Vice President Xi also stressed the need to restore confidence in the global markets, as stock markets plummeted after a fresh warning that the US and eurozone economies were close to a double-dip recession.
“Destabilizing factors confronting world recovery have intensified, posing new challenges to economic growth and the businesses of our two countries,” he said.
“Under such circumstances, what is most important is to reinforce confidence, as confidence is more precious than gold.”
Xi also said China’s economy — which is shifting towards a greater reliance on domestic demand — would be a boon for the United States, and would not suffer a “hard landing”.

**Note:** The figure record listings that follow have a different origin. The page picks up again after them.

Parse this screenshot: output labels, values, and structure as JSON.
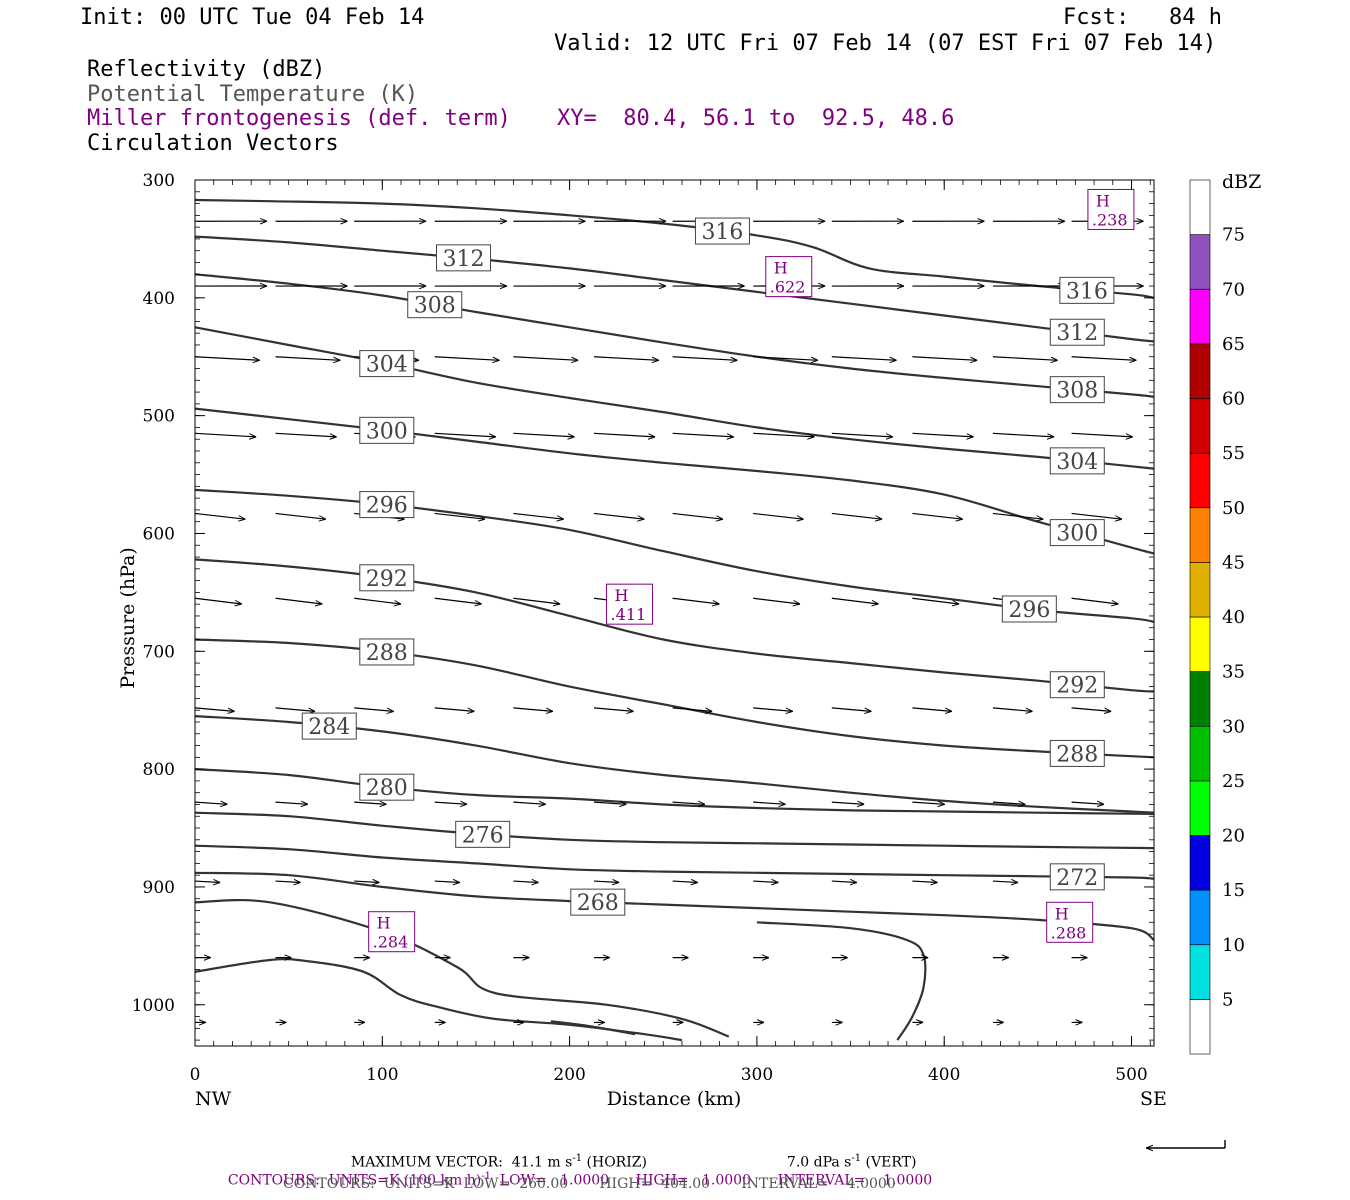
{
  "header": {
    "init": "Init: 00 UTC Tue 04 Feb 14",
    "fcst": "Fcst:   84 h",
    "valid": "Valid: 12 UTC Fri 07 Feb 14 (07 EST Fri 07 Feb 14)",
    "field1": "Reflectivity (dBZ)",
    "field2": "Potential Temperature (K)",
    "field3": "Miller frontogenesis (def. term)",
    "xy": "XY=  80.4, 56.1 to  92.5, 48.6",
    "field4": "Circulation Vectors"
  },
  "footer": {
    "max_vector_prefix": "MAXIMUM VECTOR:  41.1 m s",
    "sup_neg1": "-1",
    "horiz": " (HORIZ)",
    "vert_value": "7.0 dPa s",
    "vert": " (VERT)",
    "contours_purple_a": "CONTOURS:  UNITS=K (100 km h)",
    "contours_purple_b": "  LOW=   1.0000      HIGH=   1.0000      INTERVAL=    1.0000",
    "contours_black": "CONTOURS:  UNITS=K  LOW=  260.00       HIGH=  404.00       INTERVAL=    4.0000"
  },
  "chart_data": {
    "type": "line",
    "xlabel": "Distance (km)",
    "ylabel": "Pressure (hPa)",
    "xlim": [
      0,
      512
    ],
    "ylim": [
      1035,
      300
    ],
    "x_ticks": [
      "0",
      "100",
      "200",
      "300",
      "400",
      "500"
    ],
    "y_ticks": [
      "300",
      "400",
      "500",
      "600",
      "700",
      "800",
      "900",
      "1000"
    ],
    "x_end_labels": {
      "left": "NW",
      "right": "SE"
    },
    "grid": false,
    "colorbar": {
      "unit": "dBZ",
      "labels": [
        "5",
        "10",
        "15",
        "20",
        "25",
        "30",
        "35",
        "40",
        "45",
        "50",
        "55",
        "60",
        "65",
        "70",
        "75"
      ],
      "colors": [
        "#ffffff",
        "#00e0e0",
        "#0090ff",
        "#0000e0",
        "#00ff00",
        "#00c000",
        "#008000",
        "#ffff00",
        "#e0b000",
        "#ff8000",
        "#ff0000",
        "#d00000",
        "#b00000",
        "#ff00ff",
        "#9050c0",
        "#ffffff"
      ]
    },
    "theta_series": [
      {
        "name": "316",
        "points": [
          [
            0,
            317
          ],
          [
            40,
            318
          ],
          [
            100,
            320
          ],
          [
            150,
            324
          ],
          [
            200,
            330
          ],
          [
            250,
            337
          ],
          [
            300,
            347
          ],
          [
            330,
            357
          ],
          [
            360,
            375
          ],
          [
            400,
            382
          ],
          [
            450,
            390
          ],
          [
            500,
            397
          ],
          [
            512,
            400
          ]
        ]
      },
      {
        "name": "312",
        "points": [
          [
            0,
            348
          ],
          [
            50,
            353
          ],
          [
            100,
            360
          ],
          [
            150,
            367
          ],
          [
            200,
            375
          ],
          [
            250,
            385
          ],
          [
            300,
            395
          ],
          [
            350,
            405
          ],
          [
            400,
            415
          ],
          [
            450,
            425
          ],
          [
            500,
            435
          ],
          [
            512,
            437
          ]
        ]
      },
      {
        "name": "308",
        "points": [
          [
            0,
            380
          ],
          [
            50,
            388
          ],
          [
            100,
            398
          ],
          [
            150,
            412
          ],
          [
            200,
            425
          ],
          [
            250,
            438
          ],
          [
            300,
            450
          ],
          [
            350,
            460
          ],
          [
            400,
            468
          ],
          [
            450,
            475
          ],
          [
            500,
            482
          ],
          [
            512,
            484
          ]
        ]
      },
      {
        "name": "304",
        "points": [
          [
            0,
            425
          ],
          [
            50,
            440
          ],
          [
            100,
            455
          ],
          [
            150,
            472
          ],
          [
            200,
            485
          ],
          [
            250,
            497
          ],
          [
            300,
            510
          ],
          [
            350,
            520
          ],
          [
            400,
            528
          ],
          [
            450,
            535
          ],
          [
            500,
            543
          ],
          [
            512,
            545
          ]
        ]
      },
      {
        "name": "300",
        "points": [
          [
            0,
            494
          ],
          [
            50,
            503
          ],
          [
            100,
            512
          ],
          [
            150,
            522
          ],
          [
            200,
            532
          ],
          [
            250,
            540
          ],
          [
            300,
            547
          ],
          [
            350,
            555
          ],
          [
            400,
            567
          ],
          [
            450,
            590
          ],
          [
            500,
            612
          ],
          [
            512,
            617
          ]
        ]
      },
      {
        "name": "296",
        "points": [
          [
            0,
            563
          ],
          [
            50,
            568
          ],
          [
            100,
            575
          ],
          [
            150,
            585
          ],
          [
            200,
            597
          ],
          [
            250,
            615
          ],
          [
            300,
            632
          ],
          [
            350,
            645
          ],
          [
            400,
            655
          ],
          [
            450,
            665
          ],
          [
            500,
            672
          ],
          [
            512,
            675
          ]
        ]
      },
      {
        "name": "292",
        "points": [
          [
            0,
            622
          ],
          [
            50,
            628
          ],
          [
            100,
            637
          ],
          [
            150,
            650
          ],
          [
            200,
            670
          ],
          [
            250,
            690
          ],
          [
            300,
            702
          ],
          [
            350,
            710
          ],
          [
            400,
            718
          ],
          [
            450,
            725
          ],
          [
            500,
            733
          ],
          [
            512,
            734
          ]
        ]
      },
      {
        "name": "288",
        "points": [
          [
            0,
            690
          ],
          [
            50,
            693
          ],
          [
            100,
            700
          ],
          [
            150,
            712
          ],
          [
            200,
            730
          ],
          [
            250,
            745
          ],
          [
            300,
            760
          ],
          [
            350,
            772
          ],
          [
            400,
            780
          ],
          [
            450,
            785
          ],
          [
            500,
            789
          ],
          [
            512,
            790
          ]
        ]
      },
      {
        "name": "284",
        "points": [
          [
            0,
            755
          ],
          [
            50,
            760
          ],
          [
            100,
            768
          ],
          [
            150,
            780
          ],
          [
            200,
            795
          ],
          [
            250,
            805
          ],
          [
            300,
            812
          ],
          [
            350,
            820
          ],
          [
            400,
            827
          ],
          [
            450,
            832
          ],
          [
            500,
            836
          ],
          [
            512,
            837
          ]
        ]
      },
      {
        "name": "280",
        "points": [
          [
            0,
            800
          ],
          [
            50,
            805
          ],
          [
            100,
            815
          ],
          [
            150,
            822
          ],
          [
            200,
            825
          ],
          [
            250,
            830
          ],
          [
            300,
            833
          ],
          [
            350,
            835
          ],
          [
            400,
            836
          ],
          [
            450,
            837
          ],
          [
            512,
            838
          ]
        ]
      },
      {
        "name": "276",
        "points": [
          [
            0,
            837
          ],
          [
            50,
            840
          ],
          [
            100,
            848
          ],
          [
            150,
            855
          ],
          [
            200,
            860
          ],
          [
            250,
            862
          ],
          [
            300,
            863
          ],
          [
            350,
            864
          ],
          [
            400,
            865
          ],
          [
            450,
            866
          ],
          [
            512,
            867
          ]
        ]
      },
      {
        "name": "272",
        "points": [
          [
            0,
            865
          ],
          [
            50,
            868
          ],
          [
            100,
            875
          ],
          [
            150,
            880
          ],
          [
            200,
            885
          ],
          [
            250,
            887
          ],
          [
            300,
            888
          ],
          [
            350,
            889
          ],
          [
            400,
            890
          ],
          [
            450,
            891
          ],
          [
            500,
            892
          ],
          [
            512,
            893
          ]
        ]
      },
      {
        "name": "268",
        "points": [
          [
            0,
            888
          ],
          [
            50,
            890
          ],
          [
            100,
            900
          ],
          [
            150,
            908
          ],
          [
            200,
            912
          ],
          [
            250,
            915
          ],
          [
            300,
            918
          ],
          [
            350,
            921
          ],
          [
            400,
            924
          ],
          [
            450,
            928
          ],
          [
            500,
            935
          ],
          [
            512,
            945
          ]
        ]
      }
    ],
    "lower_contours": [
      {
        "name": "264-a",
        "points": [
          [
            0,
            913
          ],
          [
            40,
            913
          ],
          [
            100,
            938
          ],
          [
            140,
            968
          ],
          [
            160,
            990
          ],
          [
            220,
            1000
          ],
          [
            260,
            1012
          ],
          [
            285,
            1027
          ]
        ]
      },
      {
        "name": "264-b",
        "points": [
          [
            0,
            972
          ],
          [
            40,
            962
          ],
          [
            60,
            963
          ],
          [
            90,
            972
          ],
          [
            110,
            992
          ],
          [
            130,
            1002
          ],
          [
            160,
            1012
          ],
          [
            200,
            1017
          ],
          [
            240,
            1025
          ],
          [
            260,
            1030
          ]
        ]
      },
      {
        "name": "264-c",
        "points": [
          [
            300,
            930
          ],
          [
            350,
            935
          ],
          [
            380,
            945
          ],
          [
            389,
            958
          ],
          [
            389,
            985
          ],
          [
            383,
            1010
          ],
          [
            375,
            1030
          ]
        ]
      },
      {
        "name": "264-d",
        "points": [
          [
            190,
            1014
          ],
          [
            210,
            1018
          ],
          [
            235,
            1025
          ]
        ]
      }
    ],
    "frontogenesis_highs": [
      {
        "label": "H",
        "value": ".238",
        "x": 489,
        "p": 325
      },
      {
        "label": "H",
        "value": ".622",
        "x": 317,
        "p": 382
      },
      {
        "label": "H",
        "value": ".411",
        "x": 232,
        "p": 660
      },
      {
        "label": "H",
        "value": ".284",
        "x": 105,
        "p": 938
      },
      {
        "label": "H",
        "value": ".288",
        "x": 467,
        "p": 930
      }
    ],
    "vectors": {
      "x_columns": [
        0,
        43,
        85,
        128,
        170,
        213,
        255,
        298,
        340,
        383,
        426,
        468,
        511
      ],
      "rows": [
        {
          "p": 335,
          "u": 1.0,
          "w": 0
        },
        {
          "p": 390,
          "u": 1.0,
          "w": 0
        },
        {
          "p": 450,
          "u": 0.9,
          "w": -0.05
        },
        {
          "p": 515,
          "u": 0.85,
          "w": -0.05
        },
        {
          "p": 583,
          "u": 0.7,
          "w": -0.08
        },
        {
          "p": 655,
          "u": 0.65,
          "w": -0.08
        },
        {
          "p": 748,
          "u": 0.55,
          "w": -0.05
        },
        {
          "p": 828,
          "u": 0.45,
          "w": -0.03
        },
        {
          "p": 895,
          "u": 0.35,
          "w": -0.02
        },
        {
          "p": 960,
          "u": 0.22,
          "w": 0
        },
        {
          "p": 1015,
          "u": 0.15,
          "w": 0
        }
      ]
    }
  }
}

“In the next five years, China is expected to import over $8 trillion of commodities and by 2015, total retail sales are expected to reach 32 trillion yuan ($5 trillion),” he said.
“That will create greater business opportunities for American businesses.”
China and the United States have signed deals worth nearly $1 billion during Biden’s trip, according to a US official who requested anonymity.
His visit is aimed partly at building ties with Xi, who remains virtually unknown in US policy circles, and also comes amid growing concern in the United States about China’s rights record.
Washington this week appealed to Beijing to free prominent rights lawyer Gao Zhisheng, who has defended some of China’s most vulnerable people including Christians and coal miners, and has not been heard of since last year.
As part of the trip, Xi will take Biden to the southwestern city of Chengdu, just 300 kilometres (186 miles) from Daofu county where a monk set himself on fire and died in an apparent protest Monday, sparking a crackdown.
In Chengdu, the two vice presidents will dine at an informal restaurant and Biden will deliver a speech, according to Tony Blinken, the vice president’s national security adviser.
The state-run Global Times newspaper reported Wednesday that the boomtown has already attracted investment from 189 of the Fortune 500 firms.
Biden will then visit Mongolia and close US ally Japan.